An RM of Lakeview councillor complains protocols were breached after provincial officials seized a band of semi-feral horses near Langruth
The fate of a herd of horses rounded up in the RM of Lakeview remains in limbo while allegations fly they were improperly seized from their elderly owners.
Richard Callander, a local municipal councillor filed an appeal Jan. 21 on behalf of the owners for the return of 10 Morgan-Appaloosa-cross stallions, mares and their offspring, which were rounded up in early January.
“The horses are safe for now,” said Callander in an interview early this week.
He described the roundup a “fiasco” and accused animal welfare officers of breaching their own protocols in carrying out a seizure using means that he believes were unecessary and potentially cruel and abusive.
A news release from the Office of the Chief Veterinarian last week reported that “approximately” 10 horses were seized under the province’s Animal Care Act on Jan. 14 and had been placed in a location where they could be adequately cared for pending a seven-day appeal process.
But local residents said the herd had been rounded up with snowmobiles on Jan. 7 from a half-section pasture of rented land alongside the Big Grass Marsh near Langruth where they had lived under semi-feral conditions for roughly a decade.
Their disappearance, combined with rumours they were being sold for meat, sparked an email and Facebook campaign to spare them.
The owner of the property where the horses were pastured said the herd had access to ample bush shelter, leftover grass pasture under snow, and about 50 bales of hay, but could not pinpoint exactly how many animals were there. There was no notification to the landowner that animal welfare planned to intervene.
“We thought the horses were fine, but it seems the animal welfare people decided to pick them up,” the property owner said.
The herd’s owners, who have since moved to a nursing home, also owned a number of dogs that were seized by animal welfare officers earlier in the fall. But no action was taken then to round up the horses.

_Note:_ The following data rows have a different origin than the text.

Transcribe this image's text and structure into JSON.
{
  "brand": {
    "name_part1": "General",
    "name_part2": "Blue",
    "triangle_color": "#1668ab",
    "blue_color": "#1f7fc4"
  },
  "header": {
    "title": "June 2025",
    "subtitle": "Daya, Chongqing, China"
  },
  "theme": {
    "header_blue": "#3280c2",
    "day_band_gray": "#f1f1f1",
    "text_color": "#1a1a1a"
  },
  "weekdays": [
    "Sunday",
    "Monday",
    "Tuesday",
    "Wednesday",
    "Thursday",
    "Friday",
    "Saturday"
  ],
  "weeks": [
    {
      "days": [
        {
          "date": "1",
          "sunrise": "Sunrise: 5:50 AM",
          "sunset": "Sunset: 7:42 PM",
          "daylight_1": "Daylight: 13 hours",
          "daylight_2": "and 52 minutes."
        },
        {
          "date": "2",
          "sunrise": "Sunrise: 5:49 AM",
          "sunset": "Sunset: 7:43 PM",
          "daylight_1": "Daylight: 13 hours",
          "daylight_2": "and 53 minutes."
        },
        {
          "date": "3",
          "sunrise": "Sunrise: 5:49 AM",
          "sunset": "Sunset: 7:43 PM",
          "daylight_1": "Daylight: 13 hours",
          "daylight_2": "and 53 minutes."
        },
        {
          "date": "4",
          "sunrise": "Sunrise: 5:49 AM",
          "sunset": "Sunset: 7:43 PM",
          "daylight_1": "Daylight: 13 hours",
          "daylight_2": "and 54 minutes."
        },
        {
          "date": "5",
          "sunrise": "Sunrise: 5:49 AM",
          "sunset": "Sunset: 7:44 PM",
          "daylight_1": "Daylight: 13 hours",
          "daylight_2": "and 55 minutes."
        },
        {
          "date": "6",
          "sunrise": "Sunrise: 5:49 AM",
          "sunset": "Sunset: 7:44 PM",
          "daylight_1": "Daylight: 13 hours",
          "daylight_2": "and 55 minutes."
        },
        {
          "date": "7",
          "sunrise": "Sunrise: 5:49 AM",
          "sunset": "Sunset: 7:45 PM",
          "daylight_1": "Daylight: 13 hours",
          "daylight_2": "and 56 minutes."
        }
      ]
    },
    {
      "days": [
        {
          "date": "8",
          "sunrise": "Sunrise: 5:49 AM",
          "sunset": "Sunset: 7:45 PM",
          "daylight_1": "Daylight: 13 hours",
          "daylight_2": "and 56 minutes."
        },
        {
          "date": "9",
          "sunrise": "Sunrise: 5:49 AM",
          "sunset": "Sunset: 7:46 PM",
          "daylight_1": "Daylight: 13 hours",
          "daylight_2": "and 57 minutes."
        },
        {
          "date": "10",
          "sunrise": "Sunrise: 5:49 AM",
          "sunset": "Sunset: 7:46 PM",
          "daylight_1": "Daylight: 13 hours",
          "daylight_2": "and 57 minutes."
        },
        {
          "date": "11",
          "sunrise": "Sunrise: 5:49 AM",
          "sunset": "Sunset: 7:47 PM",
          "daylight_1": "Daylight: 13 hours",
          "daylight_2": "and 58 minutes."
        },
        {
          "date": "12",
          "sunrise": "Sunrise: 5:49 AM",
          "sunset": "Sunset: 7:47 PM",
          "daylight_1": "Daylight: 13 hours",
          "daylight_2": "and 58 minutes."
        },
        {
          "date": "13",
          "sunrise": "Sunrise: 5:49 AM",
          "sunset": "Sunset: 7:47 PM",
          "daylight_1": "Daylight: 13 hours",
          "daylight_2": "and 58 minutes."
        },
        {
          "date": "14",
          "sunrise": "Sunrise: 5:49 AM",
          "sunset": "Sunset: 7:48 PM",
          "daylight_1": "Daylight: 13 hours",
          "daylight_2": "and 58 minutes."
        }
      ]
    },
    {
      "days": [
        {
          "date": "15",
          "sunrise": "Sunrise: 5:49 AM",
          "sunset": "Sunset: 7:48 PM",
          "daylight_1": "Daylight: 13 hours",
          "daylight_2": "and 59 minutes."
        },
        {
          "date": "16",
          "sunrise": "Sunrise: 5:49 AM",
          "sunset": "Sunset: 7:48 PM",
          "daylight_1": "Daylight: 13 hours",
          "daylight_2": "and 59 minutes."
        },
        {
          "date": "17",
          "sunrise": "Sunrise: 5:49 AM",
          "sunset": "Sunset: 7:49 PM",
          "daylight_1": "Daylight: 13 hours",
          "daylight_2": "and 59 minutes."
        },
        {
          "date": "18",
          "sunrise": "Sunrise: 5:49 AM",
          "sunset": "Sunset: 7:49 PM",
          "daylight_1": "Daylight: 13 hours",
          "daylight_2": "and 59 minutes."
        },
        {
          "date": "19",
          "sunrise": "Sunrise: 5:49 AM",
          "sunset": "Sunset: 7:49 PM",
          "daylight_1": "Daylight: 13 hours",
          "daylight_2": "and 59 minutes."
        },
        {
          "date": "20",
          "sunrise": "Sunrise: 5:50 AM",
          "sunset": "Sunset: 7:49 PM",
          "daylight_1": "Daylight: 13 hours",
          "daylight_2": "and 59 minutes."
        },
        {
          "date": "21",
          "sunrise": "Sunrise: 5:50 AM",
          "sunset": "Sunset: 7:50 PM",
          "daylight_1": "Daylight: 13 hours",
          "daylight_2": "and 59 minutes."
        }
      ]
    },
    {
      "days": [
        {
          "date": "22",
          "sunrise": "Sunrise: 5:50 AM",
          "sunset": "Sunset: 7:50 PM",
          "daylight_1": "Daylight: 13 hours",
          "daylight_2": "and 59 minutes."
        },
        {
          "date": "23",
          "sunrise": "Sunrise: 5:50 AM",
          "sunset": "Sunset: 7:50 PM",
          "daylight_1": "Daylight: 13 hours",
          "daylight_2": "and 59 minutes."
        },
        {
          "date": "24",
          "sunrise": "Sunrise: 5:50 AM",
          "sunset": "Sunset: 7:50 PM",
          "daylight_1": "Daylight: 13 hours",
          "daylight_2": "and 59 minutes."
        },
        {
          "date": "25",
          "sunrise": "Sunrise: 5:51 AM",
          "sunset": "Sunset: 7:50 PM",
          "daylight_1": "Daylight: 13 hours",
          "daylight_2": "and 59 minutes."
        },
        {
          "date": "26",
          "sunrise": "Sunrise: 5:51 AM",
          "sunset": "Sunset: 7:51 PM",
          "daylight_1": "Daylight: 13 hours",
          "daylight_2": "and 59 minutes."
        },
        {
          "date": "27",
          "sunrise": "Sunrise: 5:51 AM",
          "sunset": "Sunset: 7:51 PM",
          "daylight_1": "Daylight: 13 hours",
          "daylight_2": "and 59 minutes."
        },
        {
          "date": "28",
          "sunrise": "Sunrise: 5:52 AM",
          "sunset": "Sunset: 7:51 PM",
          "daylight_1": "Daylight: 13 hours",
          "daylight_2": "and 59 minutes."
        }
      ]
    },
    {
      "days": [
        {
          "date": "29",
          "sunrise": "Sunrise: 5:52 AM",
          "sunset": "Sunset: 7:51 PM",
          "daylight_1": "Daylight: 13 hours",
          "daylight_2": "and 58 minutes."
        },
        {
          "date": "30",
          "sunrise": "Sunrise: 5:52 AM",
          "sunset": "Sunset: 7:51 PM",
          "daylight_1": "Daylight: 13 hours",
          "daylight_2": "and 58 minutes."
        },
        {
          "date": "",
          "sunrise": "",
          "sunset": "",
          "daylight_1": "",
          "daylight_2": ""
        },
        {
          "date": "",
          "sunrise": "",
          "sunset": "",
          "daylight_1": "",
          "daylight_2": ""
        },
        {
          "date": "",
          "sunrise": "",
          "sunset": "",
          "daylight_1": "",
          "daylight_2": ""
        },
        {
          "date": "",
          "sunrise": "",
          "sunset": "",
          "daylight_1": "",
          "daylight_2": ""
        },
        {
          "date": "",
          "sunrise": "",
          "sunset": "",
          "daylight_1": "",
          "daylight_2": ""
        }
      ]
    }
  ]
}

Amaranth RCMP Cpl. Jody Verspeek confirmed horses were reported missing Jan. 11 but said the investigation was dropped after the Office of the Chief Veterinarian confirmed that the horses were in their custody.
Ernie Vandersteen, manager of AESB Alonsa pasture, said in an interview he was hired by animal welfare officials to round up the horses on Jan. 7 and had been keeping them in a corral there ever since.
“Nobody did anything with these horses for 12 years. They were not fed, watered or cared for. They didn’t even maintain the fence to keep them off the RM roads,” said Vandersteen.
Vandersteen added that he was told the owners had verbally agreed to give up the horses to animal welfare officer Steinar Wamnes. “When animals are being starved it doesn’t matter who owns them, they can go and get them anytime and anywhere and they don’t need a right of entry or a cop present.
“They can talk all they want, those bleeding hearts. Do the math. If there was four brood mares and a stud 10 years ago, how many horses should there be out there right now? How many were dying, but they were away from the road so nobody could bitch about it?” said Vandersteen.
Callander said that the local RM council had decided late last year to round up the horses after they repeatedly escaped poorly maintained fences and got onto local roads. He said the herd was photographed in late 2012 and there was no evidence they were at risk of starvation. “The RM of Lakeview along with neighbours were rehoming the horses,” he said.
But before they could get written permission from the owners and enlist a group of riders to do the job, the herd went missing.
Callander also suspects that some of the horses have “gone missing,” possibly due to excessively harsh handling during the roundup.
“I did a quick count of the horses at the end of December, and I believe there were 17 head there,” said Callander, who added no animal welfare officers were present when the herd was rounded up.
“I told them, ‘We need animal care and control. I don’t want abuse of animals, but it’s really important that you do things by the book,’” said Callander. “It turned out funny. All of a sudden there’s two dead horses and only 10 left.”
A provincial government spokesperson said that the owners of the herd had until midnight Jan. 21 to file an appeal.
“I was not told they were rounded up on (Jan. 7). The information I have it was the 14th,” said the provincial spokesperson.